- Configure your project workflow, take the Processing Station that is the closest in terms of hardware parameters to what is going to be used in production, and create a typical batch of images.
- We are going to measure how long it takes to process one batch for one core.
It is not enough to process one batch only once, because FlexiCapture may distribute the processing between all available cores, and it will take less time to process one batch during tests, while during real production other cores will be occupied, processing other batches.
For a reliable estimate, we recommend creating several copies of your typical batch – at least the same number as the number of cores, but it is better to multiply it by N (which is at least 3) to minimize the error of measurement, and place them all into processing simultaneously.
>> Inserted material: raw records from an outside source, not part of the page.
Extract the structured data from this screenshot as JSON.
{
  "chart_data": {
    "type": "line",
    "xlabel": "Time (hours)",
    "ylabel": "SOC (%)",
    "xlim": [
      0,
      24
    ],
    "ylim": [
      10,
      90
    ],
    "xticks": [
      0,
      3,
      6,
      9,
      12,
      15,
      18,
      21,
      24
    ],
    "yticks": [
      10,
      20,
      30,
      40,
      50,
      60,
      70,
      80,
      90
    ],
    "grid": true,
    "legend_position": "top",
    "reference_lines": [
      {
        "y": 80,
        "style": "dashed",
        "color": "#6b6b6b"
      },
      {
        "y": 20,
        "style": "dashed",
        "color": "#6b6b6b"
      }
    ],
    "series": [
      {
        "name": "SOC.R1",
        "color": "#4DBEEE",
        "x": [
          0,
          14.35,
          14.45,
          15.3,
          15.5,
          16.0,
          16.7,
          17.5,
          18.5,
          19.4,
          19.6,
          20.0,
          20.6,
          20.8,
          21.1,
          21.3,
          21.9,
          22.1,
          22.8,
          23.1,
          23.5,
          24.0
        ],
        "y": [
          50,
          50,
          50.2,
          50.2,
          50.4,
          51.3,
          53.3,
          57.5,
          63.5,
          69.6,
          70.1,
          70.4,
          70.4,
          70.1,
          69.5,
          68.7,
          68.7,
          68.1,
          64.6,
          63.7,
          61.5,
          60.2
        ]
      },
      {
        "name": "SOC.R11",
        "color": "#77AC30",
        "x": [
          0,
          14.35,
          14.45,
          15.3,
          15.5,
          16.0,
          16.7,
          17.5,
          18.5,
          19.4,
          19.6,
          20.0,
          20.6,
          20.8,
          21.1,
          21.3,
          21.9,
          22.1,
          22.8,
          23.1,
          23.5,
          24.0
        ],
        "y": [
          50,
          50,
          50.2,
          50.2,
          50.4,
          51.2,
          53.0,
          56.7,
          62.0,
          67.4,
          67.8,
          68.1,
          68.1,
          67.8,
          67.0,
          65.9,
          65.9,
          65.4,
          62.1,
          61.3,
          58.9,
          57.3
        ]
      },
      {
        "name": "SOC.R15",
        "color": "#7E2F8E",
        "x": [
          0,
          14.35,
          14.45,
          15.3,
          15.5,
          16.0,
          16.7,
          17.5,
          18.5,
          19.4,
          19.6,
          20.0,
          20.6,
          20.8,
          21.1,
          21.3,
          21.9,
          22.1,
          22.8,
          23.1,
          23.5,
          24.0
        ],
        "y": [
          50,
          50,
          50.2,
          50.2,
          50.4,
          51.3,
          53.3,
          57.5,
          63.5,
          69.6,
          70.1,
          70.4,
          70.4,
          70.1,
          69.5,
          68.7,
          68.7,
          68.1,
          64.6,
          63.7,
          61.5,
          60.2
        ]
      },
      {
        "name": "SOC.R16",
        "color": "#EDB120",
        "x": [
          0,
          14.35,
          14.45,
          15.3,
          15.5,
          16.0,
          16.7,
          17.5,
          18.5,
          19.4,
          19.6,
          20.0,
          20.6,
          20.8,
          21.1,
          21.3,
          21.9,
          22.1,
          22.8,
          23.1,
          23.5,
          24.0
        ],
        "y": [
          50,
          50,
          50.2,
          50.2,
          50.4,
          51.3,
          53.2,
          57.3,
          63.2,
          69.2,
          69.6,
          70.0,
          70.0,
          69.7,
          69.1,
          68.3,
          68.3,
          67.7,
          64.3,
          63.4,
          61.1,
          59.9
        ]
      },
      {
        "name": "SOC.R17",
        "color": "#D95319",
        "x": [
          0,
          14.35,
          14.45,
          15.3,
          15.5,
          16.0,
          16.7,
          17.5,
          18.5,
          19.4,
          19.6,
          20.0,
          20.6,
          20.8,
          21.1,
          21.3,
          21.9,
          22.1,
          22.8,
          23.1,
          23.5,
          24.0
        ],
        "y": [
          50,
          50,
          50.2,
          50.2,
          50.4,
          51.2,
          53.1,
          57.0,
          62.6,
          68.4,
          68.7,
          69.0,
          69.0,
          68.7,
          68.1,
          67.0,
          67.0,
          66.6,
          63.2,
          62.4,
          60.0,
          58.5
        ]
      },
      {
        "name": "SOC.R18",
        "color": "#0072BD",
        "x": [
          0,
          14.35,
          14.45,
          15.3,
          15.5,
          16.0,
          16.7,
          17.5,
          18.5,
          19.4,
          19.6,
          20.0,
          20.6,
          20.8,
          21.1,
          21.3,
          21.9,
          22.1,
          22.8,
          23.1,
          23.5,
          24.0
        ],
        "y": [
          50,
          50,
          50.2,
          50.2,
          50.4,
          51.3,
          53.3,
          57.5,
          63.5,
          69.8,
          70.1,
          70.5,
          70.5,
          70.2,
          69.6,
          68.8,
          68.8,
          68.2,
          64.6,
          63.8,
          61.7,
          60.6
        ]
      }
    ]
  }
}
The time required to process one batch per core is then the total processing time divided by N. This estimation takes into account the possible competition between processing cores over shared resources of the Processing Station.
Example. We have an 8-core Processing Station with Hyper-Treading enabled, which gives us 16 logical cores and executive processes at this Station. We need to create at least 16 copies of a typical batch, but we had better create 16 x 3 = 48 copies to minimize the measurement error. We put all batches in the FlexiCapture hotfolder, start the timer at the first import task created and stop it after the last result has been exported to the backend – it will show 15 minutes. This time each core has to process 3 batches, hence the time to process 1 batch is about 5 minutes. Our batch has 69 pages, and we can say it takes 4.35 seconds to process 1 page. - Once we know the desired performance in pages per hour or day, we can come up with an estimation of the desired number of cores.
Assume you need to process P pages in T time. We already know from the above that 1 core needs t time to process 1 page. Hence, you need N = (P x t ) / T cores.
Example. A customer needs to process 200,000 pages in 8 hours, which is 28,800 seconds. As we know from the above, 1 core takes 4.35 seconds to process 1 page. Hence, we need (200,000 x 4.35) / 28,800 = 31 cores. Thus, 2 Processing Stations with 8 cores and Hyper-Threading enabled (32 logical cores in total) will be sufficient for automatic processing.
- The total load on the infrastructure that may result in bottlenecks:
-
- on the FlexiCapture server hardware;
-
- on the network; or
-
- on external shared resources (like databases, external services, etc.) that are requested from custom processing scripts.
-
- The number of processing cores that can be served by the Processing Server. This number depends on the average time a core needs to perform a task. This time depends greatly on batch size (in pages) and implemented customization. Usually, if you have around 10 pages in a batch, the Processing Server is able to serve 120 processing cores. However, if you create a large number of custom stages with very fast scripts, or are going to process one page per batch, you will significantly decrease the average task time, which may result in a slight decrease of the maximum number of processing cores.
To detect this problem, you need to monitor the Free Processing Cores counter on the Processing Server. If you see that, despite this, you have a queue of documents to process, the number of occupied cores has reached saturation at some point and almost never goes higher, you have achieved the described effect. To cure this:
- process the entire batch without splitting it to little tasks, where possible (see the Stage Properties in the Workflow settings dialog),
- process pages by bigger portions: increase the average number of pages per batch, merge several custom stages into one, or bring the customization to a standard stage, e.g. by adding it to a routing event in that stage’s script.